Philadelphia Freedom

I’m told there was a widely watched sporting event on Sunday and that Philly won. Despite February weather, Eagles fans celebrated in the streets of Philadelphia by rioting in grand tradition.

There are many psychological and sociological studies on the causes of riots, but most frequently the simple fact is that rioters are having fun. Their reasons are the same as those of 13-year-olds who kick over neighbors’ mailboxes. Even when participants in a riot are angry about some event or some issue of social justice, pleasure in cutting loose remains mixed with anger. In sports riots there often isn’t anger at all. As we all know, not all human impulses are admirable; destruction can be an adrenaline rush, which is why violent video games are so popular. Amid the anonymity of a crowd fear of consequences for participating in the real thing diminishes. Alcohol is likely to be involved, too.

For the photo album
American sports riots are fairly tame by world standards. (We make up for it with our other types of riots.) Fans of opposing teams in this country almost never fight each other. Instead, fans of the winning team wreak high-spirited wreckage of property. They don’t target people. Their joyous vandalism is directed against cars, windows, and street poles. Though rare, deaths do sometimes happen, as in Boston after a victory by the Red Sox or in Chicago after the Bulls, but they are accidents such as falls or unintended trampling. This is because there is nothing more than hometown pride at stake. You need a “just” cause and a desire for payback really to turn things mean. Fortunately, politics, nationalism, class warfare, and such have stayed divorced from American sports team fandom so far.

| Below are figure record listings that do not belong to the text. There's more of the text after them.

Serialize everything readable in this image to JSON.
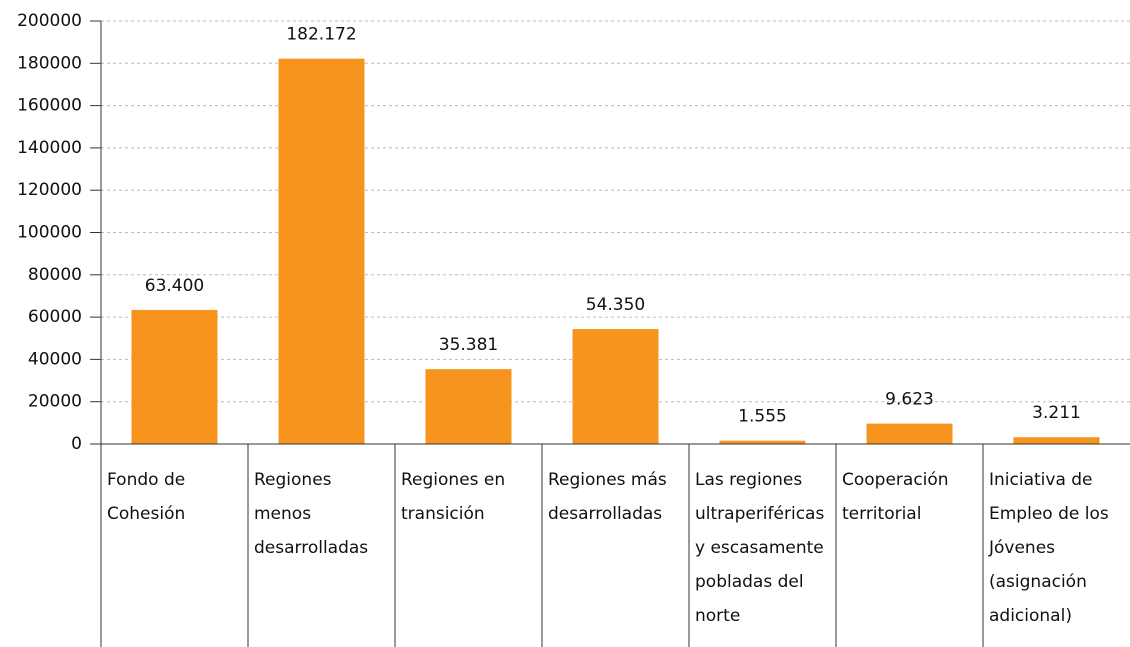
{
  "chart_data": {
    "type": "bar",
    "categories": [
      "Fondo de Cohesión",
      "Regiones menos desarrolladas",
      "Regiones en transición",
      "Regiones más desarrolladas",
      "Las regiones ultraperiféricas y escasamente pobladas del norte",
      "Cooperación territorial",
      "Iniciativa de Empleo de los Jóvenes (asignación adicional)"
    ],
    "values": [
      63400,
      182172,
      35381,
      54350,
      1555,
      9623,
      3211
    ],
    "value_labels": [
      "63.400",
      "182.172",
      "35.381",
      "54.350",
      "1.555",
      "9.623",
      "3.211"
    ],
    "color": "#f7941d",
    "ylim": [
      0,
      200000
    ],
    "yticks": [
      0,
      20000,
      40000,
      60000,
      80000,
      100000,
      120000,
      140000,
      160000,
      180000,
      200000
    ],
    "grid": true
  }
}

We see what can happen when those factors are involved. The deadliest sports riot of all time, the so-called Nika riot, was as long ago as 532 CE. Chariot races in the hippodrome in Constantinople were organized into teams, rather like formula race car teams today. The teams were White, Red, Green, and Blue; each team had its own fan association. The Green and Blue associations were the most hardcore, for they had grown political with the Blues favoring pro-aristocratic positions and the Greens favoring the common folk. Unsurprisingly, they fought a lot when one team or the other lost an important race. Trouble came when city guards arrested several Blue and Green fans for murder after street fights following a race. Two of the prisoners (a Blue and a Green) escaped and took refuge in a church. For once the associations banded together and demanded that charges against the men be dropped. In January 532 the disturbances developed into a full-blown riot. The rioters ran amok for days, burned half of the city, and (with the connivance of ambitious Senators) turned their riot into an uprising against the Emperor Justinian and Empress Theodora. Justinian, a well-known Blue fan, recovered the situation by turning the Blues against their old enemies the Greens through cajolery and bribery. He then sent in the troops. According to the historian Procopius, 30,000 people were killed. No other sports riot even comes close.

If there is a lesson there, it is that putting politics into team identities turns vandals into brawlers – sometimes murderous ones. So far we’ve been spared that. It wasn’t actually unsafe for Patriots fans in Philadelphia, and that at least counts for something. We are willing to hate each other for the silliest of reasons. Football fandom needn’t be one more reason to keep us separated.